Alyer Breau

Alyer Breau studied filmmaking and media production at Emerson College. His first independent documentary, PACKRAT: A DOCUMENTARY ABOUT HOARDING (2003), chronicled a family's struggle with obsessive-compulsive disorder and its manifestation in hoarding. Packrat screened on PBS and was featured at the American and Western Psychological Association annual conferences. Packrat was also listed on MarthaStewart.com as one of the top 100 reasons to "get rid of things."

 

After working on a number of music videos with companies such as DNA Productions and FM Rocks, he moved back to the East Coast and taught classes and workshops at Emerson College and Boston Film and Video Foundation. Breau became post-production program director at the Maine Media Workshops in Rockport, Maine, where he revitalized the post-production program, served as resident faculty, and wrote new editing and pre-production curriculum.
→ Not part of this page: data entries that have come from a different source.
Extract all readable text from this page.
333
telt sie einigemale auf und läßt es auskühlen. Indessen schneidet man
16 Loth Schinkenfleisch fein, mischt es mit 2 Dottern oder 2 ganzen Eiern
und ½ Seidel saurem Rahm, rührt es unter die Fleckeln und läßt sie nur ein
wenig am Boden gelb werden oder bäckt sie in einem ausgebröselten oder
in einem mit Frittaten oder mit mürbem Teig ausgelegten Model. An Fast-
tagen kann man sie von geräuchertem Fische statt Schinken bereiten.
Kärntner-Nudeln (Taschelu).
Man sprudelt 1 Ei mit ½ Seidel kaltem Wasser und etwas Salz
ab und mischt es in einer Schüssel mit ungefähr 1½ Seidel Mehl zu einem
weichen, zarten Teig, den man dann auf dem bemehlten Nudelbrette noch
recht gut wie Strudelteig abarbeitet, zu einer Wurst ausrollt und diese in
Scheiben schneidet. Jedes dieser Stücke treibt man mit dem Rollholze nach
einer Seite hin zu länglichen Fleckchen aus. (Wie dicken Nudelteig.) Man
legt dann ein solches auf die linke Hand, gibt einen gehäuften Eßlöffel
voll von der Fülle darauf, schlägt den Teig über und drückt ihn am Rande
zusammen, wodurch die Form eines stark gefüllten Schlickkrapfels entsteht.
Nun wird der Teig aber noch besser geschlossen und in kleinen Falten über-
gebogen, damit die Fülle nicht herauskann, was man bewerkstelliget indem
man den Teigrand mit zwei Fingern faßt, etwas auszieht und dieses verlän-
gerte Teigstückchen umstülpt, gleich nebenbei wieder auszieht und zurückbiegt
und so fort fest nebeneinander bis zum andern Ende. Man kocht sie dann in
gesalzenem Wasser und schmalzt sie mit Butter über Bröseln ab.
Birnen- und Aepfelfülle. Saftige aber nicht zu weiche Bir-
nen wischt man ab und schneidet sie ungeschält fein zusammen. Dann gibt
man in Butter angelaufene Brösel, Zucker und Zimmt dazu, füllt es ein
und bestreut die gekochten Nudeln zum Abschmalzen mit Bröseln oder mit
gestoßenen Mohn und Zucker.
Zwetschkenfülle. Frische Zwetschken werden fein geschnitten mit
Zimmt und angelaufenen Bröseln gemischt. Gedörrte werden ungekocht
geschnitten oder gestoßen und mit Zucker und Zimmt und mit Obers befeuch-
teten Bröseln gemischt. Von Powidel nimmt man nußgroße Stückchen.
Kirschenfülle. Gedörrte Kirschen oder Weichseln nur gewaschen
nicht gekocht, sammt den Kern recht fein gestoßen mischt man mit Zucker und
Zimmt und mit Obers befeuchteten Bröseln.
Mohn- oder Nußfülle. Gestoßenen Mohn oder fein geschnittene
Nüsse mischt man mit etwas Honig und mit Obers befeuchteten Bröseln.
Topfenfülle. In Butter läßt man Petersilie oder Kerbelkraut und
He has edited a number of short films as well as the independent comedy, AN UZI AT THE ALAMO (2005), distributed by Echelon Entertainment. Breau also edited the first episode of HERE! FAMILY (2005) for the Here! Channel, helping to shape the series' voice.

 

He has worked as an artist-in-residence in New York public schools, has lectured on storytelling at the Center for Digital Imaging Art at Boston University and taught pre-production and editing at Maine Media College (formerly Rockport College.) He has also worked on commercial spots for Experian; Ballroom Dance Like a Star; Mommy and Me; and Bank of America.

 

He is currently developing his two scripts, FORGETTING DICK, a comedy about a gay man who wakes from a coma with amnesia, whose mother gets his family and entire hometown to convince him that he's straight; and SCHOOL SPIRIT, a comedy about an unpopular high-school girl who channels three dead cheerleaders back to life to become popular.